The next big shift between the reports is the focus on the welfare and rights of migrants. Because the 2022 report is highlighting the fact that people are already moving as a way of adapting, it also highlights the welfare and rights implications of this.This was an incredibly important shift. The IPCC provides the gold standard of evidence when it comes to climate change. The IPPC’s shift created a shake up of the whole debate about climate change and migration.
So this is the direction of travel in IPCC reports: more certainty about the links, more focus on migration as a form of climate adaptation, new focus on what that means for the health, wellbeing and rights of people on the move.
Remember that this isn’t because the IPCC have "changed their mind". Their role is to assess the available evidence. The assessment has changed because the evidence base on climate-driven migration has grown.
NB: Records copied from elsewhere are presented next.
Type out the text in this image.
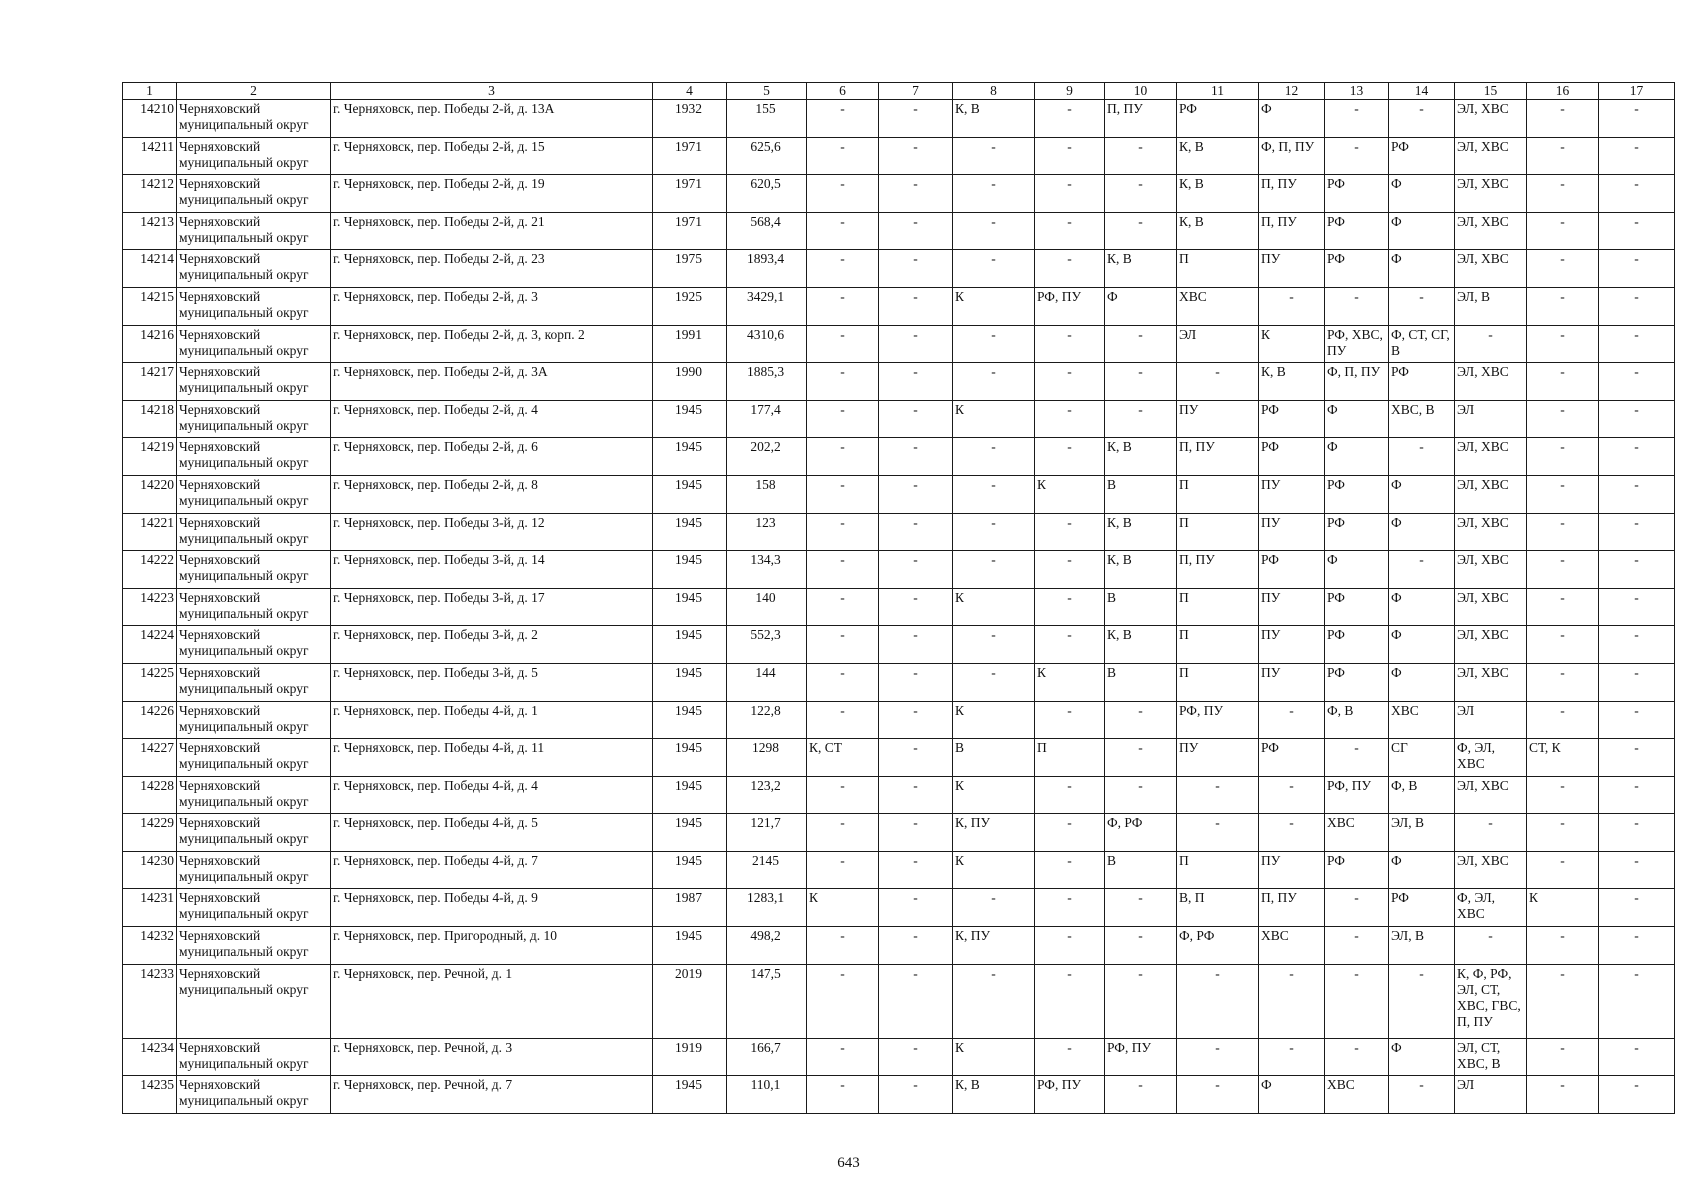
1	2	3	4	5	6	7	8	9	10	11	12	13	14	15	16	17
14210	Черняховский муниципальный округ	г. Черняховск, пер. Победы 2-й, д. 13А	1932	155	-	-	К, В	-	П, ПУ	РФ	Ф	-	-	ЭЛ, ХВС	-	-
14211	Черняховский муниципальный округ	г. Черняховск, пер. Победы 2-й, д. 15	1971	625,6	-	-	-	-	-	К, В	Ф, П, ПУ	-	РФ	ЭЛ, ХВС	-	-
14212	Черняховский муниципальный округ	г. Черняховск, пер. Победы 2-й, д. 19	1971	620,5	-	-	-	-	-	К, В	П, ПУ	РФ	Ф	ЭЛ, ХВС	-	-
14213	Черняховский муниципальный округ	г. Черняховск, пер. Победы 2-й, д. 21	1971	568,4	-	-	-	-	-	К, В	П, ПУ	РФ	Ф	ЭЛ, ХВС	-	-
14214	Черняховский муниципальный округ	г. Черняховск, пер. Победы 2-й, д. 23	1975	1893,4	-	-	-	-	К, В	П	ПУ	РФ	Ф	ЭЛ, ХВС	-	-
14215	Черняховский муниципальный округ	г. Черняховск, пер. Победы 2-й, д. 3	1925	3429,1	-	-	К	РФ, ПУ	Ф	ХВС	-	-	-	ЭЛ, В	-	-
14216	Черняховский муниципальный округ	г. Черняховск, пер. Победы 2-й, д. 3, корп. 2	1991	4310,6	-	-	-	-	-	ЭЛ	К	РФ, ХВС, ПУ	Ф, СТ, СГ, В	-	-	-
14217	Черняховский муниципальный округ	г. Черняховск, пер. Победы 2-й, д. 3А	1990	1885,3	-	-	-	-	-	-	К, В	Ф, П, ПУ	РФ	ЭЛ, ХВС	-	-
14218	Черняховский муниципальный округ	г. Черняховск, пер. Победы 2-й, д. 4	1945	177,4	-	-	К	-	-	ПУ	РФ	Ф	ХВС, В	ЭЛ	-	-
14219	Черняховский муниципальный округ	г. Черняховск, пер. Победы 2-й, д. 6	1945	202,2	-	-	-	-	К, В	П, ПУ	РФ	Ф	-	ЭЛ, ХВС	-	-
14220	Черняховский муниципальный округ	г. Черняховск, пер. Победы 2-й, д. 8	1945	158	-	-	-	К	В	П	ПУ	РФ	Ф	ЭЛ, ХВС	-	-
14221	Черняховский муниципальный округ	г. Черняховск, пер. Победы 3-й, д. 12	1945	123	-	-	-	-	К, В	П	ПУ	РФ	Ф	ЭЛ, ХВС	-	-
14222	Черняховский муниципальный округ	г. Черняховск, пер. Победы 3-й, д. 14	1945	134,3	-	-	-	-	К, В	П, ПУ	РФ	Ф	-	ЭЛ, ХВС	-	-
14223	Черняховский муниципальный округ	г. Черняховск, пер. Победы 3-й, д. 17	1945	140	-	-	К	-	В	П	ПУ	РФ	Ф	ЭЛ, ХВС	-	-
14224	Черняховский муниципальный округ	г. Черняховск, пер. Победы 3-й, д. 2	1945	552,3	-	-	-	-	К, В	П	ПУ	РФ	Ф	ЭЛ, ХВС	-	-
14225	Черняховский муниципальный округ	г. Черняховск, пер. Победы 3-й, д. 5	1945	144	-	-	-	К	В	П	ПУ	РФ	Ф	ЭЛ, ХВС	-	-
14226	Черняховский муниципальный округ	г. Черняховск, пер. Победы 4-й, д. 1	1945	122,8	-	-	К	-	-	РФ, ПУ	-	Ф, В	ХВС	ЭЛ	-	-
14227	Черняховский муниципальный округ	г. Черняховск, пер. Победы 4-й, д. 11	1945	1298	К, СТ	-	В	П	-	ПУ	РФ	-	СГ	Ф, ЭЛ, ХВС	СТ, К	-
14228	Черняховский муниципальный округ	г. Черняховск, пер. Победы 4-й, д. 4	1945	123,2	-	-	К	-	-	-	-	РФ, ПУ	Ф, В	ЭЛ, ХВС	-	-
14229	Черняховский муниципальный округ	г. Черняховск, пер. Победы 4-й, д. 5	1945	121,7	-	-	К, ПУ	-	Ф, РФ	-	-	ХВС	ЭЛ, В	-	-	-
14230	Черняховский муниципальный округ	г. Черняховск, пер. Победы 4-й, д. 7	1945	2145	-	-	К	-	В	П	ПУ	РФ	Ф	ЭЛ, ХВС	-	-
14231	Черняховский муниципальный округ	г. Черняховск, пер. Победы 4-й, д. 9	1987	1283,1	К	-	-	-	-	В, П	П, ПУ	-	РФ	Ф, ЭЛ, ХВС	К	-
14232	Черняховский муниципальный округ	г. Черняховск, пер. Пригородный, д. 10	1945	498,2	-	-	К, ПУ	-	-	Ф, РФ	ХВС	-	ЭЛ, В	-	-	-
14233	Черняховский муниципальный округ	г. Черняховск, пер. Речной, д. 1	2019	147,5	-	-	-	-	-	-	-	-	-	К, Ф, РФ, ЭЛ, СТ, ХВС, ГВС, П, ПУ	-	-
14234	Черняховский муниципальный округ	г. Черняховск, пер. Речной, д. 3	1919	166,7	-	-	К	-	РФ, ПУ	-	-	-	Ф	ЭЛ, СТ, ХВС, В	-	-
14235	Черняховский муниципальный округ	г. Черняховск, пер. Речной, д. 7	1945	110,1	-	-	К, В	РФ, ПУ	-	-	Ф	ХВС	-	ЭЛ	-	-
643
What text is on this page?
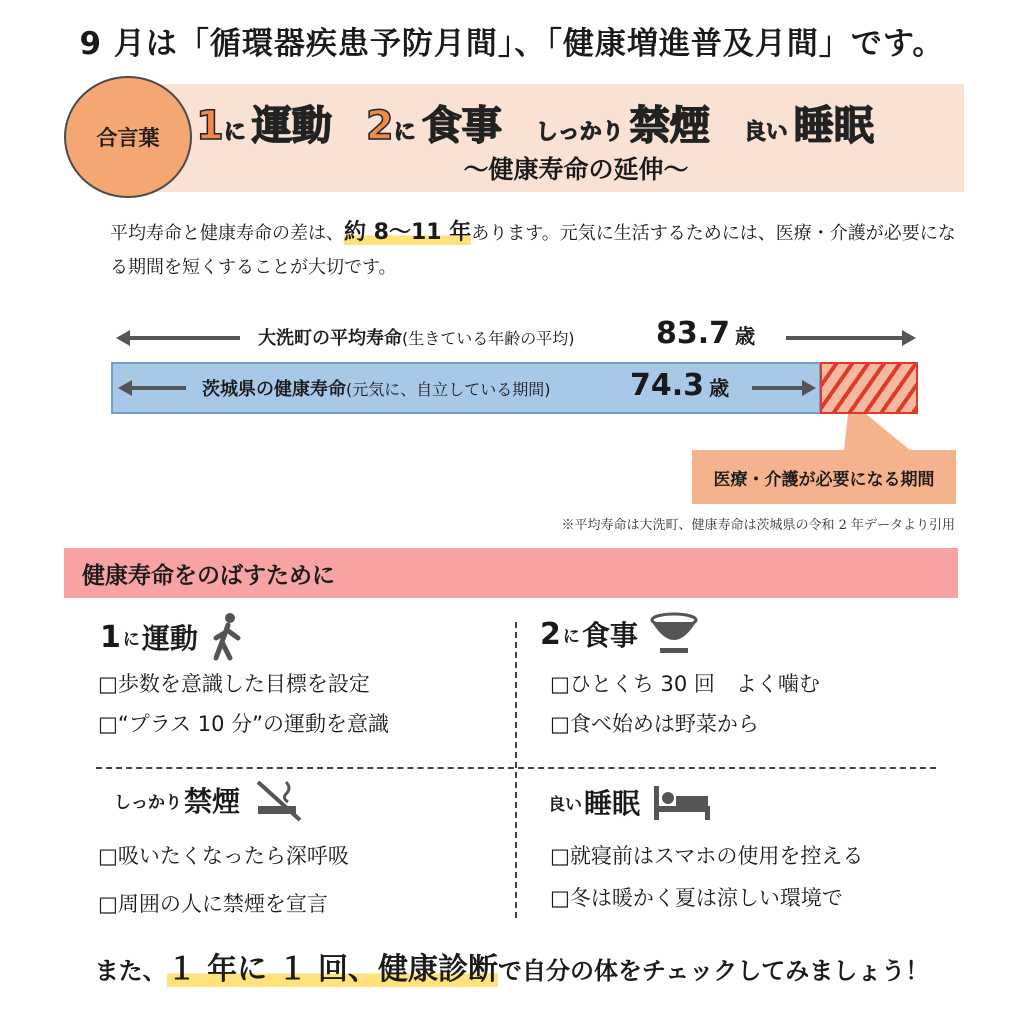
9 月は「循環器疾患予防月間」、「健康増進普及月間」です。
合言葉 1に 運動 2に 食事 しっかり 禁煙 良い 睡眠
～健康寿命の延伸～
平均寿命と健康寿命の差は、約 8～11 年あります。元気に生活するためには、医療・介護が必要になる期間を短くすることが大切です。
大洗町の平均寿命(生きている年齢の平均)	83.7 歳
茨城県の健康寿命(元気に、自立している期間)	74.3 歳
医療・介護が必要になる期間
※平均寿命は大洗町、健康寿命は茨城県の令和 2 年データより引用
健康寿命をのばすために
1 に 運動
□歩数を意識した目標を設定
□“プラス 10 分”の運動を意識
2 に 食事
□ひとくち 30 回　よく噛む
□食べ始めは野菜から
しっかり 禁煙
□吸いたくなったら深呼吸
□周囲の人に禁煙を宣言
良い 睡眠
□就寝前はスマホの使用を控える
□冬は暖かく夏は涼しい環境で
また、１ 年に １ 回、健康診断で自分の体をチェックしてみましょう！
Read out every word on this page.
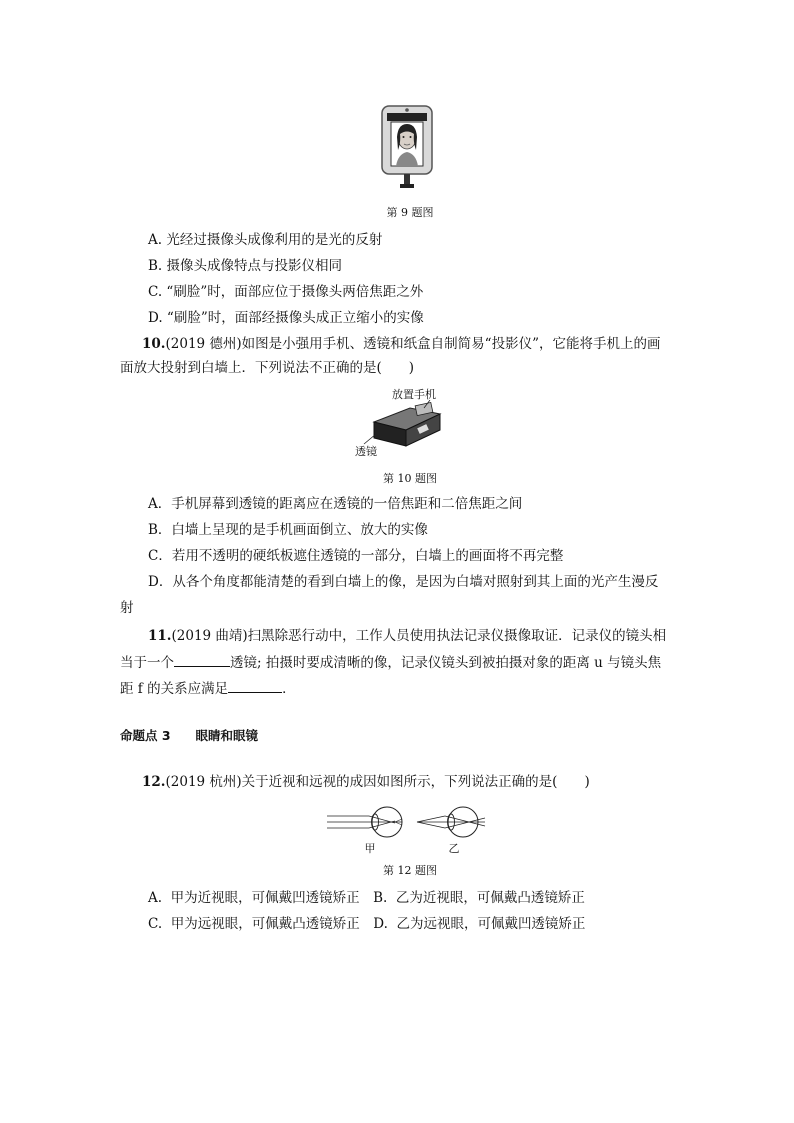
第 9 题图
A. 光经过摄像头成像利用的是光的反射
B. 摄像头成像特点与投影仪相同
C. “刷脸”时，面部应位于摄像头两倍焦距之外
D. “刷脸”时，面部经摄像头成正立缩小的实像
10.(2019 德州)如图是小强用手机、透镜和纸盒自制简易“投影仪”，它能将手机上的画
面放大投射到白墙上．下列说法不正确的是(　　)
放置手机
透镜
第 10 题图
A．手机屏幕到透镜的距离应在透镜的一倍焦距和二倍焦距之间
B．白墙上呈现的是手机画面倒立、放大的实像
C．若用不透明的硬纸板遮住透镜的一部分，白墙上的画面将不再完整
D．从各个角度都能清楚的看到白墙上的像，是因为白墙对照射到其上面的光产生漫反
射
11.(2019 曲靖)扫黑除恶行动中，工作人员使用执法记录仪摄像取证．记录仪的镜头相
当于一个	透镜; 拍摄时要成清晰的像，记录仪镜头到被拍摄对象的距离 u 与镜头焦
距 f 的关系应满足	．
命题点 3　　眼睛和眼镜
12.(2019 杭州)关于近视和远视的成因如图所示，下列说法正确的是(　　)
甲	乙
第 12 题图
A.  甲为近视眼，可佩戴凹透镜矫正　B.  乙为近视眼，可佩戴凸透镜矫正
C.  甲为远视眼，可佩戴凸透镜矫正　D.  乙为远视眼，可佩戴凹透镜矫正
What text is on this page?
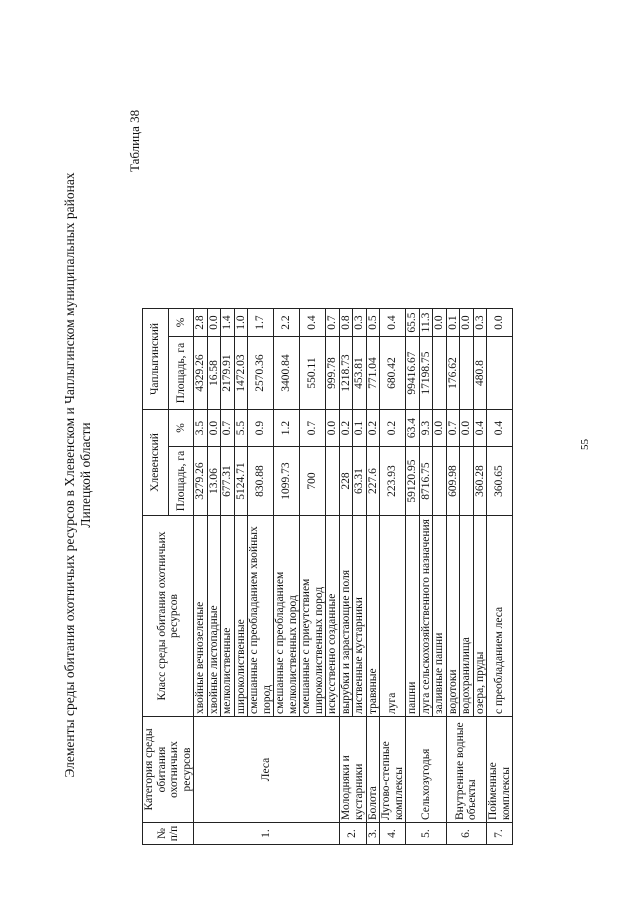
Элементы среды обитания охотничьих ресурсов в Хлевенском и Чаплыгинском муниципальных районах Липецкой области
Таблица 38
№ п/п	Категория среды обитания охотничьих ресурсов	Класс среды обитания охотничьих ресурсов	Хлевенский		Чаплыгинский	
			Площадь, га	%	Площадь, га	%
1.	Леса	хвойные вечнозеленые	3279.26	3.5	4329.26	2.8
		хвойные листопадные	13.06	0.0	16.58	0.0
		мелколиственные	677.31	0.7	2179.91	1.4
		широколиственные	5124.71	5.5	1472.03	1.0
		смешанные с преобладанием хвойных пород	830.88	0.9	2570.36	1.7
		смешанные с преобладанием мелколиственных пород	1099.73	1.2	3400.84	2.2
		смешанные с приеутствием широколиственных пород	700	0.7	550.11	0.4
		искусственно созданные		0.0	999.78	0.7
2.	Молодняки и кустарники	вырубки и зарастающие поля	228	0.2	1218.73	0.8
		лиственные кустарники	63.31	0.1	453.81	0.3
3.	Болота	травяные	227.6	0.2	771.04	0.5
4.	Лугово-степные комплексы	луга	223.93	0.2	680.42	0.4
5.	Сельхозугодья	пашни	59120.95	63.4	99416.67	65.5
		луга сельскохозяйственного назначения	8716.75	9.3	17198.75	11.3
		заливные пашни		0.0		0.0
6.	Внутренние водные объекты	водотоки	609.98	0.7	176.62	0.1
		водохранилища		0.0		0.0
		озера, пруды	360.28	0.4	480.8	0.3
7.	Пойменные комплексы	с преобладанием леса	360.65	0.4		0.0
55
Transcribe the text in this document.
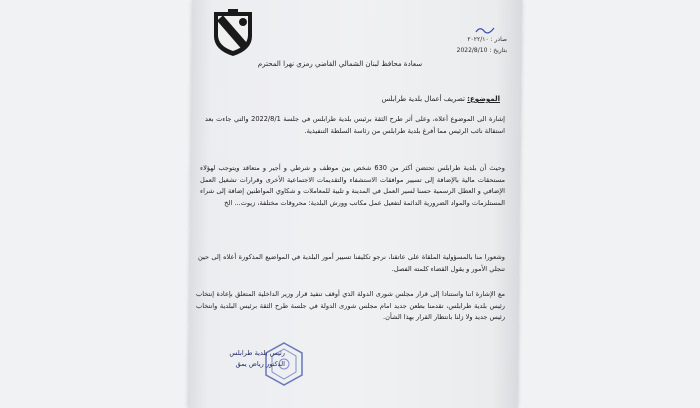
صادر : ٢٠٢٢/١٠
بتاريخ : 2022/8/10
سعادة محافظ لبنان الشمالي القاضي رمزي نهرا المحترم
الموضوع: تصريف أعمال بلدية طرابلس
إشارة الى الموضوع أعلاه، وعلى أثر طرح الثقة برئيس بلدية طرابلس في جلسة 2022/8/1 والتي جاءت بعد استقالة نائب الرئيس مما أفرغ بلدية طرابلس من رئاسة السلطة التنفيذية.
وحيث أن بلدية طرابلس تحتضن أكثر من 630 شخص بين موظف و شرطي و أجير و متعاقد ويتوجب لهؤلاء مستحقات مالية بالإضافة إلى تسيير موافقات الاستشفاء والتقديمات الاجتماعية الأخرى وقرارات تشغيل العمل الإضافي و العطل الرسمية حسنا لسير العمل في المدينة و تلبية للمعاملات و شكاوي المواطنين إضافة إلى شراء المستلزمات والمواد الضرورية الدائمة لتفعيل عمل مكاتب وورش البلدية: محروقات مختلفة، زيوت... الخ
وشعورا منا بالمسؤولية الملقاة على عاتقنا، نرجو تكليفنا تسيير أمور البلدية في المواضيع المذكورة أعلاه إلى حين تنجلي الأمور و يقول القضاء كلمته الفصل.
مع الإشارة اننا واستنادا إلى قرار مجلس شورى الدولة الذي أوقف تنفيذ قرار وزير الداخلية المتعلق بإعادة إنتخاب رئيس بلدية طرابلس، تقدمنا بطعن جديد امام مجلس شورى الدولة في جلسة طرح الثقة برئيس البلدية وانتخاب رئيس جديد ولا زلنا بانتظار القرار بهذا الشأن.
رئيس بلدية طرابلس
الدكتور رياض يمق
So that’s the history. How much of the IPCC’s current assessment of migration has made it into the Summary for Policymakers? Remember, it's the Summary document that often sets the political agenda. The summary also has to be agreed by governments.
The new levels of certainty are there. The Summary recognizes that there is now high confidence that weather extremes exacerbated by climate change are driving new patterns of human movement - especially forced displacement. However, many of the insights about migration as adaptation are missing. While these are included in the main report from 2022, they’re missing from the summary.
The main 2022 report takes a nuanced position. Migration can be a form of adaptation. But obviously, not all climate-driven movements should be seen as adaptation. Some of it - especially forced displacement - is not adaptation. But the Summary doc only states one side of this equation. The only time the words "migration" and "adaptation" appear near each other is to state that migration should not always be thought of as a form of adaptation.
The idea of migration as a form of adaptation is difficult for some governments to stomach. It’s one of the more politically contentious findings of the 2022 report. Perhaps we shouldn’t be surprised that it didn’t make it into the Summary for Policymakers that has to be agreed by governments. We can imagine that many would have been reluctant to provide a platform for the idea that facilitating people to migrate could be a way of adapting to climate change.